Steve McQueen

Steve McQueen
Steve McQueen
Steve McQueen
Steve McQueen

By Lucie M. Winborne, ReMIND Magazine

The ruggedly handsome, devil-may-care-cool Terrence Steven McQueen was born in Beech Grove, Ind., on March 24, 1930. The actor was as well-known for his passion for motorcycles and racecars (he once commented that he wasn’t sure “whether I’m an actor who races or a racer who acts”) as he was for his ’60s and ’70s action films such as Bullitt and The Getaway.
Beneath the tough-guy exterior, though, was a man scarred early by parental abandonment. His father, William, left when Steve was just a few months old, and his mother, Julian, had little maternal instinct and left her son in the care of his great-granduncle on a Missouri farm. Reunited with her at around age 12, following her remarriage, Steve’s involvement with street gangs and arrest for stealing hubcaps prompted Julian to send him to reform school.

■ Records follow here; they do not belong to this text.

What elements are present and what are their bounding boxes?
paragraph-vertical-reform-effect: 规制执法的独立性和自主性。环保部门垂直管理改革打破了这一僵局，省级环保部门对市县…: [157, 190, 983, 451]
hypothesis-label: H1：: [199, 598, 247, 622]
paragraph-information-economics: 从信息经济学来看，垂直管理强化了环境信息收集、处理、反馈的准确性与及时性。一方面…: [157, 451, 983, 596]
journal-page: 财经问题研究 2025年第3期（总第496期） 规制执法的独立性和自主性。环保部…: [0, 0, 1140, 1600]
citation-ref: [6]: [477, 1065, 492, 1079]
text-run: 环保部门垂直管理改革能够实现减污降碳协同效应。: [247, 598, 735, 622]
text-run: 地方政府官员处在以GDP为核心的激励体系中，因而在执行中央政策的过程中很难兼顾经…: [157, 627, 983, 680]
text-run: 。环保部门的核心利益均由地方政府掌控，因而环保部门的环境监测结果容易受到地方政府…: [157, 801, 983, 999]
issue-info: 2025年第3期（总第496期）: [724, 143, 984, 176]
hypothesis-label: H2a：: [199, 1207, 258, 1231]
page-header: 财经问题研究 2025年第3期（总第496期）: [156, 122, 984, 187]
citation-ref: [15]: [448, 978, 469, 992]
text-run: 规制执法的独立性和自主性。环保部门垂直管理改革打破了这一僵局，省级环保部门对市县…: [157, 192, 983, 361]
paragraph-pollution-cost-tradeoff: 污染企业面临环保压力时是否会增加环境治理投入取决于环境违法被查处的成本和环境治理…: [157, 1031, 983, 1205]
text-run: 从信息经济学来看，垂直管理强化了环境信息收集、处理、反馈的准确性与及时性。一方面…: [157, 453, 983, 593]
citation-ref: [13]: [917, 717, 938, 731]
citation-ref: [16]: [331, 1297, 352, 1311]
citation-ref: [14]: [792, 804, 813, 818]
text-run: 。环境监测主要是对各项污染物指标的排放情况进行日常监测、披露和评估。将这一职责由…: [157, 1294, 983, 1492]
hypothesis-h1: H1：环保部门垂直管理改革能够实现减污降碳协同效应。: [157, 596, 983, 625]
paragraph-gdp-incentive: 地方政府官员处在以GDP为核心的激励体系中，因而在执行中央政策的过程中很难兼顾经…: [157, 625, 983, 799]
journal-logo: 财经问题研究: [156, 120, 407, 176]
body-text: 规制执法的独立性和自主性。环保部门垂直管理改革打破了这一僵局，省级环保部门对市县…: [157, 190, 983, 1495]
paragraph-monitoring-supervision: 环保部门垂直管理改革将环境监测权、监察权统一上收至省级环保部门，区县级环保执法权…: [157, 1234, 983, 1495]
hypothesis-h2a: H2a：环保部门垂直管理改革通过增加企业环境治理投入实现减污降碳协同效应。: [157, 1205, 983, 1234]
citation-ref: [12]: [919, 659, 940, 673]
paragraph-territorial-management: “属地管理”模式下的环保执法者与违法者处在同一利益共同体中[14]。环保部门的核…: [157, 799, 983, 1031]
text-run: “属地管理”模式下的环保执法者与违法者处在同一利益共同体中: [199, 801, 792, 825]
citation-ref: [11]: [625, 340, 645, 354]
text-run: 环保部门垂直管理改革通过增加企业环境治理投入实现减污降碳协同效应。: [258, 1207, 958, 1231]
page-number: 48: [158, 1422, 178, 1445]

Once he left school, McQueen embarked on a series of short-term jobs, ranging from merchant mariner to carnival worker, before enlisting in the Marines, where he was “busted back down to private about seven times.” Discharged in 1950, the young man drifted until an actress girlfriend helped set him on the path to his true calling.

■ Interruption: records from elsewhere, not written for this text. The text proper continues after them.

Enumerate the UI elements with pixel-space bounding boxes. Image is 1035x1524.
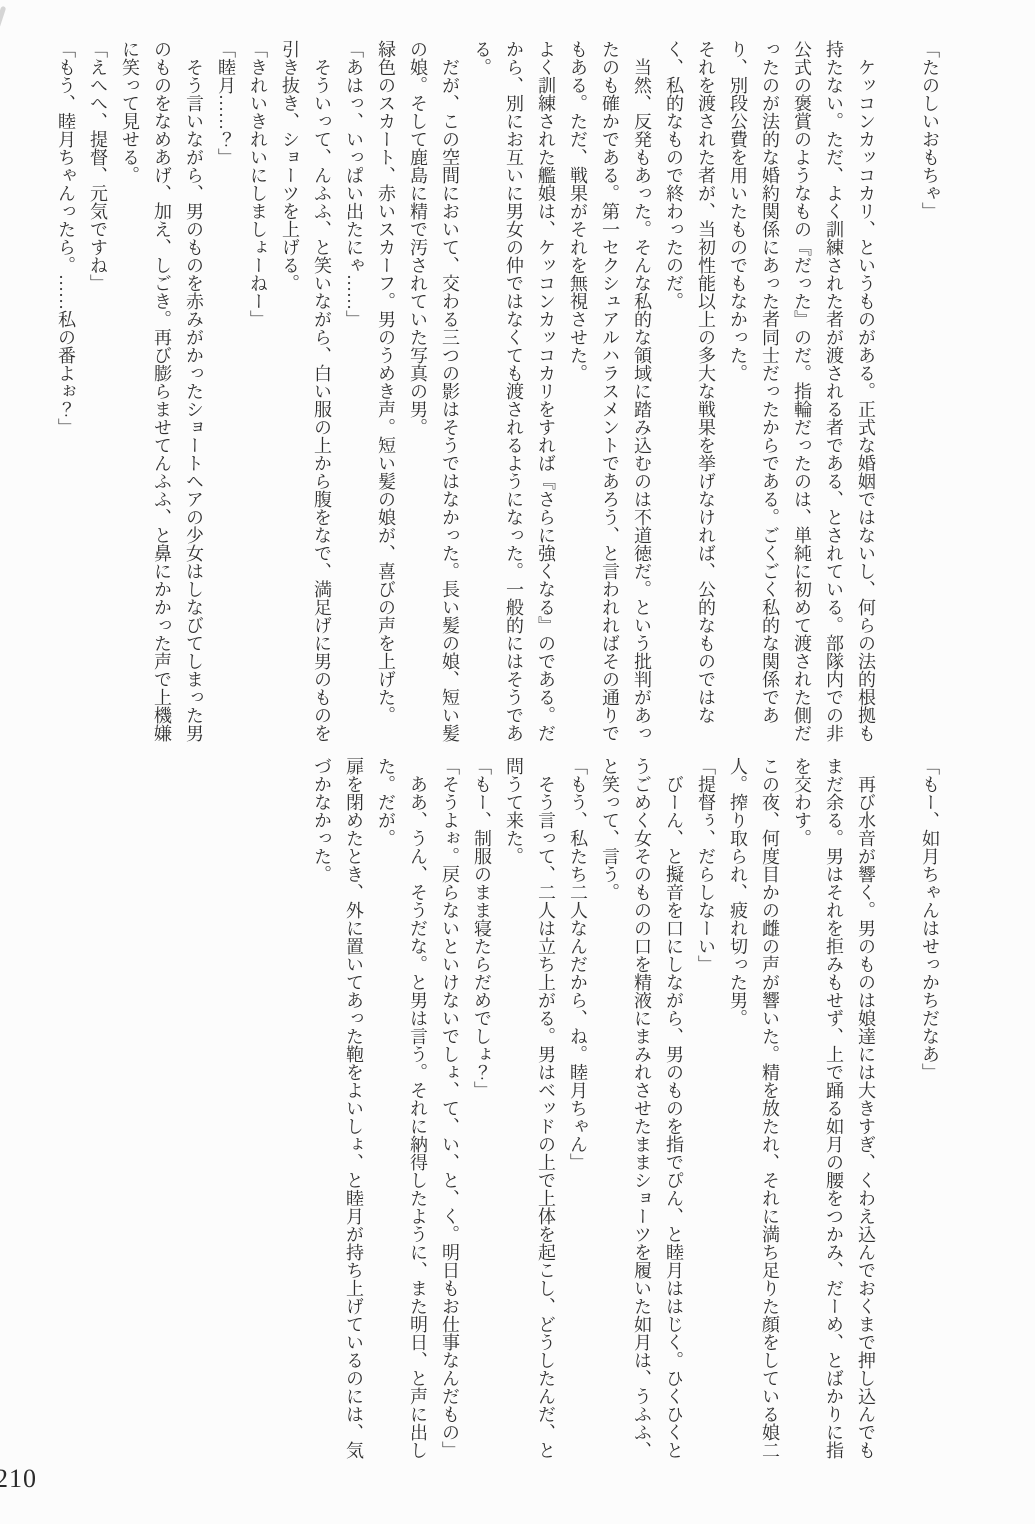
story-paragraph: それを渡された者が、当初性能以上の多大な戦果を挙げなければ、公的なものではなく、… — [658, 40, 722, 746]
story-paragraph: 「もう、私たち二人なんだから、ね。睦月ちゃん」 — [562, 757, 594, 1463]
page-number: 210 — [0, 1464, 37, 1494]
story-paragraph: よく訓練された艦娘は、ケッコンカッコカリをすれば『さらに強くなる』のである。だか… — [466, 40, 562, 746]
story-paragraph: 「睦月……？」 — [210, 40, 242, 746]
manuscript-page: 「たのしいおもちゃ」 ケッコンカッコカリ、というものがある。正式な婚姻ではないし… — [0, 0, 1035, 1524]
story-paragraph — [882, 40, 914, 746]
story-paragraph: この夜、何度目かの雌の声が響いた。精を放たれ、それに満ち足りた顔をしている娘二人… — [722, 757, 786, 1463]
story-paragraph — [882, 757, 914, 1463]
story-paragraph: そう言いながら、男のものを赤みがかったショートヘアの少女はしなびてしまった男のも… — [114, 40, 210, 746]
story-paragraph: 「たのしいおもちゃ」 — [914, 40, 946, 746]
story-section-top: 「たのしいおもちゃ」 ケッコンカッコカリ、というものがある。正式な婚姻ではないし… — [50, 40, 946, 746]
story-paragraph: だが、この空間において、交わる三つの影はそうではなかった。長い髪の娘、短い髪の娘… — [402, 40, 466, 746]
story-paragraph: 「えへへ、提督、元気ですね」 — [82, 40, 114, 746]
story-paragraph: 当然、反発もあった。そんな私的な領域に踏み込むのは不道徳だ。という批判があったの… — [562, 40, 658, 746]
story-paragraph: 「あはっ、いっぱい出たにゃ……」 — [338, 40, 370, 746]
scan-smudge-mark — [0, 6, 6, 28]
story-paragraph: そう言って、二人は立ち上がる。男はベッドの上で上体を起こし、どうしたんだ、と問う… — [498, 757, 562, 1463]
story-paragraph: 「もー、如月ちゃんはせっかちだなあ」 — [914, 757, 946, 1463]
story-paragraph: 扉を閉めたとき、外に置いてあった鞄をよいしょ、と睦月が持ち上げているのには、気づ… — [306, 757, 370, 1463]
story-paragraph: ああ、うん、そうだな。と男は言う。それに納得したように、また明日、と声に出した。… — [370, 757, 434, 1463]
story-paragraph: びーん、と擬音を口にしながら、男のものを指でぴん、と睦月ははじく。ひくひくとうご… — [594, 757, 690, 1463]
story-section-bottom: 「もー、如月ちゃんはせっかちだなあ」 再び水音が響く。男のものは娘達には大きすぎ… — [306, 757, 946, 1463]
story-paragraph: 「きれいきれいにしましょーねー」 — [242, 40, 274, 746]
story-paragraph: 「そうよぉ。戻らないといけないでしょ、て、い、と、く。明日もお仕事なんだもの」 — [434, 757, 466, 1463]
story-paragraph: 「もう、睦月ちゃんったら。……私の番よぉ？」 — [50, 40, 82, 746]
story-paragraph: 再び水音が響く。男のものは娘達には大きすぎ、くわえ込んでおくまで押し込んでもまだ… — [786, 757, 882, 1463]
story-paragraph: そういって、んふふ、と笑いながら、白い服の上から腹をなで、満足げに男のものを引き… — [274, 40, 338, 746]
story-paragraph: 「提督ぅ、だらしなーい」 — [690, 757, 722, 1463]
story-paragraph: 緑色のスカート、赤いスカーフ。男のうめき声。短い髪の娘が、喜びの声を上げた。 — [370, 40, 402, 746]
story-paragraph: ケッコンカッコカリ、というものがある。正式な婚姻ではないし、何らの法的根拠も持た… — [722, 40, 882, 746]
story-paragraph: 「もー、制服のまま寝たらだめでしょ？」 — [466, 757, 498, 1463]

Granted, his start was hardly auspicious — a one-line bit part cut after only four shows — but by 1955 McQueen had been accepted to the Actors Studio to study with the legendary Lee Strasberg. His big break came as Steve Andrews in the sci-fi cult favorite The Blob, and further fame followed with the role of bounty hunter Josh Randall in the TV Western Wanted: Dead or Alive. Afterward came box office hits The Cincinnati Kid, military drama The Sand Pebbles (for which he received his only Academy Award nomination) and The Thomas Crown Affair, but one of his most memorable performances was at the wheel of a ’68 Mustang in Bullitt, tearing through San Francisco after a pair of hitmen, in a scene still regarded by many as the greatest car chase in cinema history.

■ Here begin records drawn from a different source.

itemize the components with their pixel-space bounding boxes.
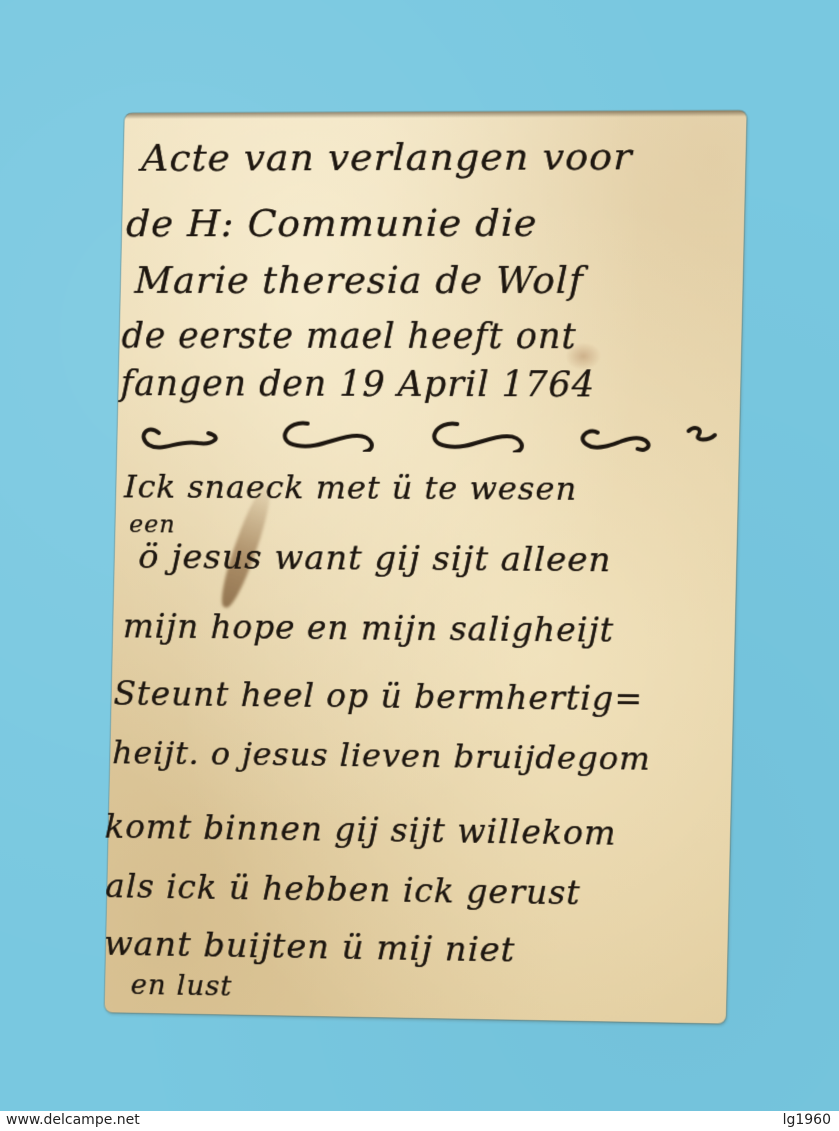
card-line-2: de H: Communie die bbox=[126, 204, 538, 243]
card-line-7: Ick snaeck met ü te wesen bbox=[124, 471, 578, 505]
card-line-3: Marie theresia de Wolf bbox=[134, 262, 584, 299]
card-line-15: want buijten ü mij niet bbox=[104, 927, 516, 968]
footer-bar: www.delcampe.net lg1960 bbox=[0, 1111, 839, 1131]
card-line-11: Steunt heel op ü bermhertig= bbox=[113, 677, 643, 715]
card-line-8: een bbox=[129, 512, 176, 536]
card-line-9: ö jesus want gij sijt alleen bbox=[138, 540, 612, 577]
card-line-5: fangen den 19 April 1764 bbox=[120, 367, 595, 403]
card-line-14: als ick ü hebben ick gerust bbox=[105, 869, 581, 909]
site-watermark: www.delcampe.net bbox=[6, 1112, 140, 1128]
card-line-12: heijt. o jesus lieven bruijdegom bbox=[112, 737, 651, 775]
flourish-divider-icon bbox=[129, 411, 730, 453]
handwritten-card: Acte van verlangen voor de H: Communie d… bbox=[105, 111, 747, 1024]
card-line-1: Acte van verlangen voor bbox=[141, 137, 633, 177]
card-line-10: mijn hope en mijn saligheijt bbox=[123, 610, 615, 647]
card-line-16: en lust bbox=[130, 971, 232, 1001]
card-line-4: de eerste mael heeft ont bbox=[121, 320, 577, 356]
seller-id: lg1960 bbox=[783, 1112, 831, 1128]
card-line-13: komt binnen gij sijt willekom bbox=[104, 810, 617, 850]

Offscreen, McQueen’s romantic life was equally tempestuous. His first marriage, to actress/dancer Neile Adams, ended in divorce, and his second, to Ali MacGraw in 1973, also combusted from Steve’s drinking, drug use and adultery. McQueen won high praise for prison drama Papillon, and played heroic fire chief Michael O’Hallorhan in 1974’s The Towering Inferno, but five years later long-term health issues came to a head with a diagnosis of terminal mesothelioma. Shortly afterward he married for the final time, to much-younger model Barbara Minty, but since his illness was so advanced, he spent his last months pursuing alternative treatments in Mexico — a fighter, on his own terms, to the end.